Wahrscheinlich ist es Zufall, aber immerhin ist es ein sehr schöner Zufall, dass genau in der Mitte des Album die ultimative Hymne dieser Hyperkomplikation steht. In der ersten Strophe von »Nein Nein Nein Nein Nein Nein« erinnert sich Fatoni an sein pubertäres, schwarz-weiß denkendes HipHopper-Selbst: kiffen, Che-Shirt und Systemkritik, als das noch was Gutes war. In der zweiten Strophe erzählt er von seinem Kumpel von damals, der die einfachen Antworten heute in den Untiefen von YouTube findet. In der dritten Strophe schließlich stellt er paranoide Ausreden neben harte Wahrheiten: »Ich würde ja gerne glauben, die schalten mich stumm / Das ist ein viel geilerer Grund, als: Es ist interessiert mich halt einfach nicht, und deswegen halt‘ ich den Mund«. Dabei lässt er bewusst offen, wem er damit eher in den Arsch treten will, den Verschwörungstheoretikern oder denen, die es besser wissen und deshalb vorsichtshalber in der Schockstarre verharren, »der Gesellschaft« oder sich selbst.
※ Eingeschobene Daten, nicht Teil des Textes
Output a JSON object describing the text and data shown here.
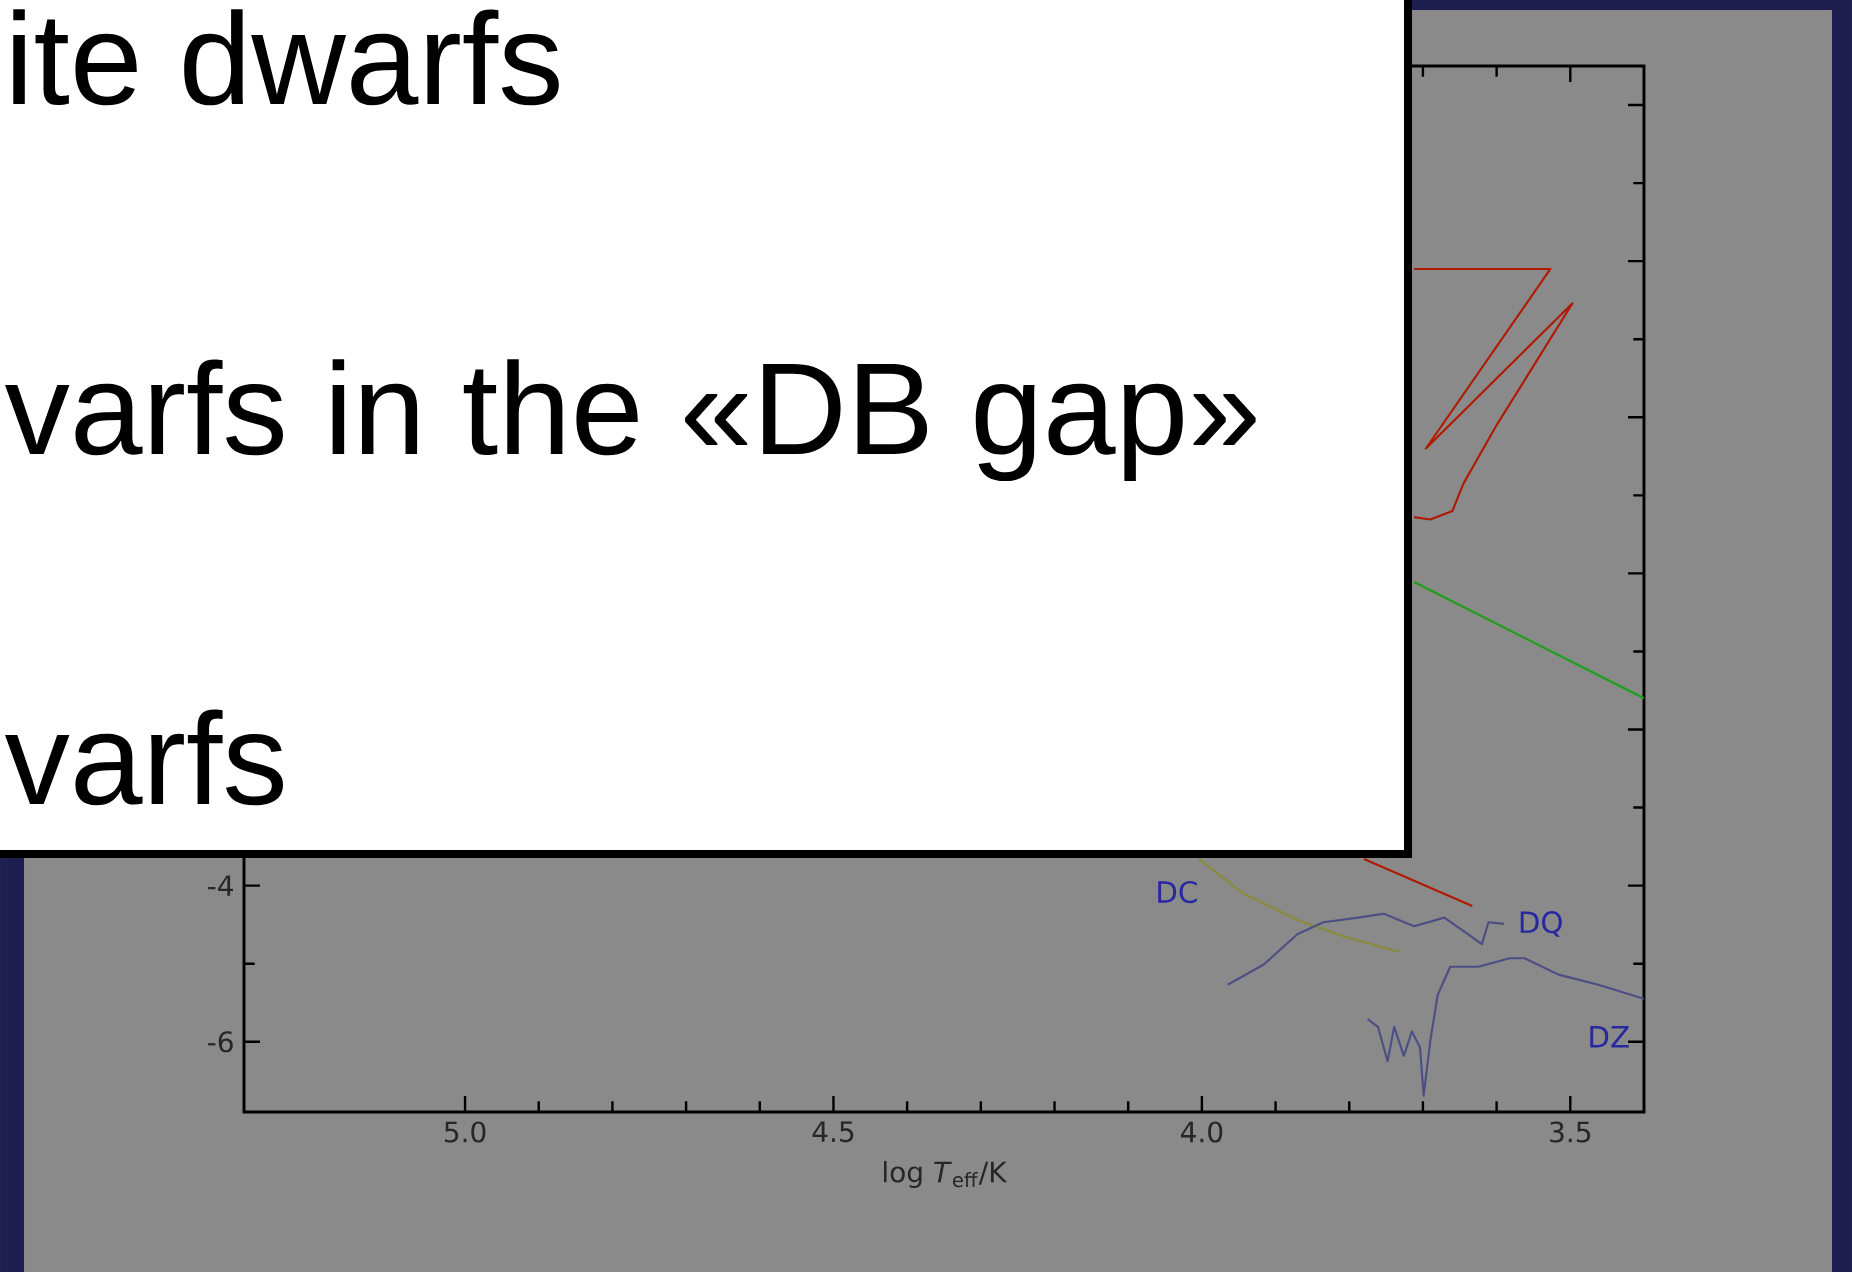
{
  "chart_data": {
    "type": "line",
    "xlabel": "log *T*$_{eff}$/K",
    "xlim": [
      5.3,
      3.4
    ],
    "ylim": [
      -6.9,
      6.5
    ],
    "xticks": [
      {
        "value": 5,
        "label": "5.0"
      },
      {
        "value": 4.5,
        "label": "4.5"
      },
      {
        "value": 4,
        "label": "4.0"
      },
      {
        "value": 3.5,
        "label": "3.5"
      }
    ],
    "yticks": [
      -6,
      -4,
      {
        "value": -2,
        "label": null
      },
      {
        "value": 0,
        "label": null
      },
      {
        "value": 2,
        "label": null
      },
      {
        "value": 4,
        "label": null
      },
      {
        "value": 6,
        "label": null
      }
    ],
    "series": [
      {
        "color": "#b01a00",
        "x": [
          3.712,
          3.527,
          3.696,
          3.497,
          3.6,
          3.645,
          3.66,
          3.69,
          3.712
        ],
        "values": [
          3.9,
          3.9,
          1.6,
          3.46,
          1.9,
          1.15,
          0.8,
          0.69,
          0.72
        ]
      },
      {
        "color": "#b01a00",
        "x": [
          3.78,
          3.633
        ],
        "values": [
          -3.66,
          -4.26
        ]
      },
      {
        "color": "#1aa01a",
        "x": [
          3.712,
          3.4
        ],
        "values": [
          -0.11,
          -1.6
        ]
      },
      {
        "name": "DC",
        "color": "#8a8a3c",
        "x": [
          4.004,
          3.944,
          3.87,
          3.808,
          3.731
        ],
        "values": [
          -3.66,
          -4.1,
          -4.44,
          -4.65,
          -4.85
        ]
      },
      {
        "name": "DQ",
        "color": "#4e4e86",
        "x": [
          3.965,
          3.916,
          3.87,
          3.835,
          3.788,
          3.753,
          3.712,
          3.671,
          3.639,
          3.62,
          3.611,
          3.59
        ],
        "values": [
          -5.27,
          -5.01,
          -4.62,
          -4.47,
          -4.41,
          -4.36,
          -4.52,
          -4.41,
          -4.62,
          -4.75,
          -4.47,
          -4.49
        ]
      },
      {
        "name": "DZ",
        "color": "#4e4e86",
        "x": [
          3.775,
          3.761,
          3.748,
          3.739,
          3.726,
          3.715,
          3.704,
          3.699,
          3.69,
          3.68,
          3.663,
          3.625,
          3.582,
          3.562,
          3.516,
          3.462,
          3.4
        ],
        "values": [
          -5.71,
          -5.81,
          -6.25,
          -5.81,
          -6.18,
          -5.87,
          -6.07,
          -6.69,
          -5.99,
          -5.4,
          -5.04,
          -5.04,
          -4.93,
          -4.93,
          -5.14,
          -5.27,
          -5.45
        ]
      }
    ],
    "annotations": [
      "ite dwarfs",
      "varfs in the «DB gap»",
      "varfs"
    ]
  }
}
Wenn man so will, ist der Song eine Fortsetzung von Dendemanns »Keine Parolen« mit anderen Mitteln. Es ist, wie gesagt, nicht so einfach. Aber das ist auf Dauer halt auch kein Grund.

Nicht alles wiegt so schwer auf »Andorra«. Es gibt ein Liebeslied für den Empfehlungsalgorithmus (»Wie du«), Witzchen über die eigene Netflix- und Foodora-Sucht (»Alles cool«) und einen selbstironischen Battletrack mit Casper (»Burj Khalifa«). Genau das aber macht Fatonis Musik besonders: dass auch in diesen leichten Momenten interessante Gedanken stecken: »Hör nur auf dich selbst, haben die anderen gesagt«. Unbequemer war vermeintlicher Funrap nie. Die dem Deutschrapper so heiligen Grenzen zwischen Themensongs und reinen »Representern« vermischt Fatoni dabei mit diebischer Freude: Es hat eben doch alles mit allem zu tun.

Ganz am Ende gibt es dann noch ein Trennungslied. Die plakative Hook (»You took a piece of my heart«) nervt hart, man stellt sich eine sehr belastende Festivalsituation vor, so mit Armen von links nach rechts vor einer taghell erleuchteten Bühne. Auch das aber gehört irgendwie dazu, schließlich ist wenig so quälend banal wie das Gefühl, dass es vorbei ist. Worum es genau geht, wird nicht ganz klar. Eine Frau? Das Versprechen ewiger Jugend? Das Leben, das mal so einfach war? Muss im Endeffekt jeder selbst wissen. Ja, Fatoni ist in erster Linie mit sich selbst beschäftigt. Aber der Mann im Spiegel sieht einem oft verdammt ähnlich. Das Songwriting auf »Andorra« ist so, dass man sich gleichzeitig ertappt und verstanden fühlt.

Sarkasmus ohne Zynismus. Tiefe ohne das, was Rapper immer mit Deepness verwechseln. Klassischer Rap ohne Retrohuberei oder elitistische Eitelkeit. »Andorra« ist echt mega. Für das, was es ist. Und ganz generell auch.